Best For — Deep and melanin-rich skin tones; normal to dry skin

Price Tier — $

Moisturizing lotion
Normal to dry skin, suitable for darker skin tones

What stands out

The reason this brand exists is that mineral sunscreens leave deep skin ashy, and for years the industry did not care.

It uses only chemical filters, which is exactly the right call. Chemical filters absorb UV rather than scattering it, so there is nothing to sit on the skin and turn it grey. It goes on clear. This is not a formulation trick — it is the whole design.

It moisturizes properly. Shea butter, avocado oil, jojoba, carrot seed oil. On dry skin it can stand in for a moisturizer.

No added fragrance on the FDA ingredient label, and no oxybenzone.

For roughly $16, it does something most $40 sunscreens still cannot.

Watch out for

It stings the eyes. This complaint comes up constantly and you should expect it. The label lists no fragrance, so the likely culprits are the chemical filters plus the oil base migrating as you sweat. Keep it well away from the eyelid margin.

It has a noticeable scent even though it is technically fragrance-free — that comes from the botanical oils, not added perfume. If you are sensitive to smells, you will notice.

It can feel greasy, particularly on oily skin. The rich base that makes it good for dry skin works against it here.

Check the SPF you're buying. The line spans SPF 30, 45, and 50, and only some are water-resistant. The base SPF 30 lotion does not carry a water-resistance claim.

Key ingredients

💧 Jojoba Oil — moisturizes
💧 Avocado Oil — nourishes skin
⛑️ Sunflower Seed Oil — antioxidant

ℹ️ SPF 30 · Chemical

Full ingredient list

Formulation Notes

No mineral filters at all — that is the entire design decision, and everything else follows from it.

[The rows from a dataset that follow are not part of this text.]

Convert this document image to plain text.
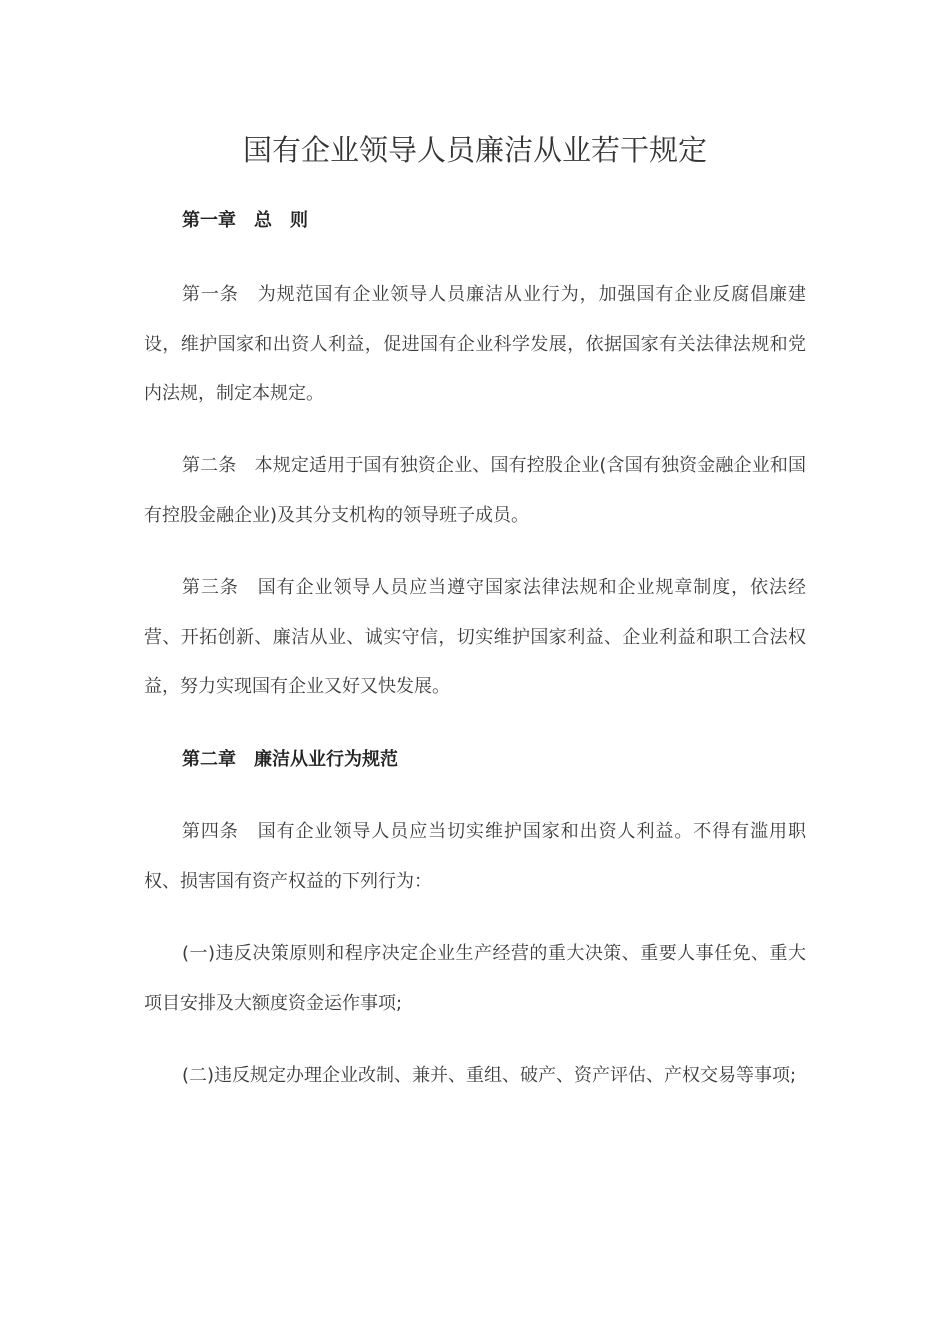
国有企业领导人员廉洁从业若干规定
第一章　总　则

第一条　为规范国有企业领导人员廉洁从业行为，加强国有企业反腐倡廉建设，维护国家和出资人利益，促进国有企业科学发展，依据国家有关法律法规和党内法规，制定本规定。

第二条　本规定适用于国有独资企业、国有控股企业(含国有独资金融企业和国有控股金融企业)及其分支机构的领导班子成员。

第三条　国有企业领导人员应当遵守国家法律法规和企业规章制度，依法经营、开拓创新、廉洁从业、诚实守信，切实维护国家利益、企业利益和职工合法权益，努力实现国有企业又好又快发展。

第二章　廉洁从业行为规范

第四条　国有企业领导人员应当切实维护国家和出资人利益。不得有滥用职权、损害国有资产权益的下列行为：

(一)违反决策原则和程序决定企业生产经营的重大决策、重要人事任免、重大项目安排及大额度资金运作事项;

(二)违反规定办理企业改制、兼并、重组、破产、资产评估、产权交易等事项;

Zinc oxide and titanium dioxide are white powders; suspend enough of either in a lotion to reach SPF 30 and you get a grey film on brown skin. There is no way around it except tinting, and a tint cannot match every skin tone.

Going fully chemical sidesteps the problem rather than compensating for it. The trade-off — chemical filters are more likely to sting and irritate — is exactly what shows up in the reviews.